Eliminasi Penularan TBC
Presiden Republik Indonesia mengeluarkan PERPRES NO. 67 tahun 2021 tentang penanggulangan Tuberkulosis untuk mengeliminasi TBC pada tahun 2030. Maka, Kementerian Ketenagakerjaan dan Kementerian Kesehatan mendukung program “Free TBC at Workplaces” sebagai wujud komitmen Otsuka.
“Untuk mengurangi kasus TBC di Indonesia dibutuhkan peran aktif dari semua pihak, baik masyarakat umum maupun pihak swasta. Sejalan dengan tujuan kami untuk Indonesia Bebas TBC pada 2030, program “Free TBC at Workplaces” akan sangat membantu Pemerintah dalam mengurangi kasus TBC di tempat kerja. Selain itu, dengan diluncurkannya aplikasi ‘Sembuh TB’ sebagai aplikasi pendamping bagi para penderita TBC akan lebih memaksimalkan proses penyembuhan," ungkap Menteri Ketenagakerjaan RI, Ida Fauziyah.
“Free TBC at Workplaces” merupakan program yang bertujuan untuk menanggulangi TBC di tempat kerja dan memberikan pendampingan bagi mereka yang ditemukan positif TBC. Program ini diluncurkan pada puncak perayaan bulan K3 (Keselamatan dan Kesehatan Kerja) Nasional yang dilaksanakan pada 12 Januari 2023 di pabrik Otsuka yang berada di Sukabumi dan dihadiri oleh Menteri Ketenagakerjaan RI.
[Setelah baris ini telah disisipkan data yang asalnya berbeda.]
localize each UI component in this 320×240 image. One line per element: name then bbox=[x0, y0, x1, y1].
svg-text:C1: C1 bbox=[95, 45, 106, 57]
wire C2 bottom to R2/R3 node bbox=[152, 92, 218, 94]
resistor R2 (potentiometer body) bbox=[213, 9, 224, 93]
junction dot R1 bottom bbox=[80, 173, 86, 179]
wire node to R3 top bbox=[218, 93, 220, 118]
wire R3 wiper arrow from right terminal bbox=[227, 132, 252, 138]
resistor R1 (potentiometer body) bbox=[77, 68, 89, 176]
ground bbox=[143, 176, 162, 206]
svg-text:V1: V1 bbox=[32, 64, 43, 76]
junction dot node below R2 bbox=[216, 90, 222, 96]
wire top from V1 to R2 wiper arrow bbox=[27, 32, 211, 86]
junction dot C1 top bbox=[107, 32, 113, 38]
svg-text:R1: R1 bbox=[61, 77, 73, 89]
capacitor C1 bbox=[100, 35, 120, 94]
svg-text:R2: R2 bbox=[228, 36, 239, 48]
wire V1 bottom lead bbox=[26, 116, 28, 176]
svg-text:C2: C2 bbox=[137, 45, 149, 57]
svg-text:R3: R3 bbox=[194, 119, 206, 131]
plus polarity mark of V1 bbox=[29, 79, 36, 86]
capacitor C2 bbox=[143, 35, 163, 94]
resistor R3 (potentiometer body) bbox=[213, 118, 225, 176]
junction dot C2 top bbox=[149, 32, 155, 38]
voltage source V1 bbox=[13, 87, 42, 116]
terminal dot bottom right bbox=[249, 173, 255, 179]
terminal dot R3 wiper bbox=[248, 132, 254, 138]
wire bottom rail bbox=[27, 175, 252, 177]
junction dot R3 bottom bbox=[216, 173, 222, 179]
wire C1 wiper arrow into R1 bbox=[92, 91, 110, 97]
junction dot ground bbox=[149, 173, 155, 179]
"Penderita TBC di Indonesia didominasi oleh usia produktif, sehingga tempat kerja bisa menjadi salah satu area penularan TBC. Walaupun penyakit ini memiliki risiko kematian, tetapi dapat disembuhkan dengan pengobatan secara rutin selama enam bulan. Deteksi awal serta konsistensi pada masa pengobatan masih menjadi hambatan untuk mengurangi kasus TBC, hal tersebut mendorong kami menghadirkan program Free TBC at Workplaces," ujar HRD and Corporate Communication Director Otsuka, Sudarmadi Widodo
Program “Free TBC at Workplaces” sudah berjalan sejak Juli 2022 lalu dan telah diikuti oleh 8 perusahaan. Saat ini terdapat 7.000 karyawan yang telah dilakukan tracing dan screening awal. Mereka yang terkonfirmasi positif TBC diberikan program pengobatan yang komprehensif. Selain itu, turut dirilis aplikasi “Sembuh TB” yang bertujuan untuk memaksimalkan pendampingan bagi para penderita TBC.
“Dengan adanya program “Free TBC at Workplaces” yang dimaksimalkan dengan peluncuran aplikasi “Sembuh TB” kami berharap dapat membantu mengurangi kasus TBC dan mengubah persepsi masyarakat terhadap TBC, sehingga penderita TBC yang telah pulih dapat hidup kembali normal tanpa adanya diskriminasi, serta terciptanya lingkungan kerja yang sehat dan terbebas dari TBC," tutup Sudarmadi Widodo.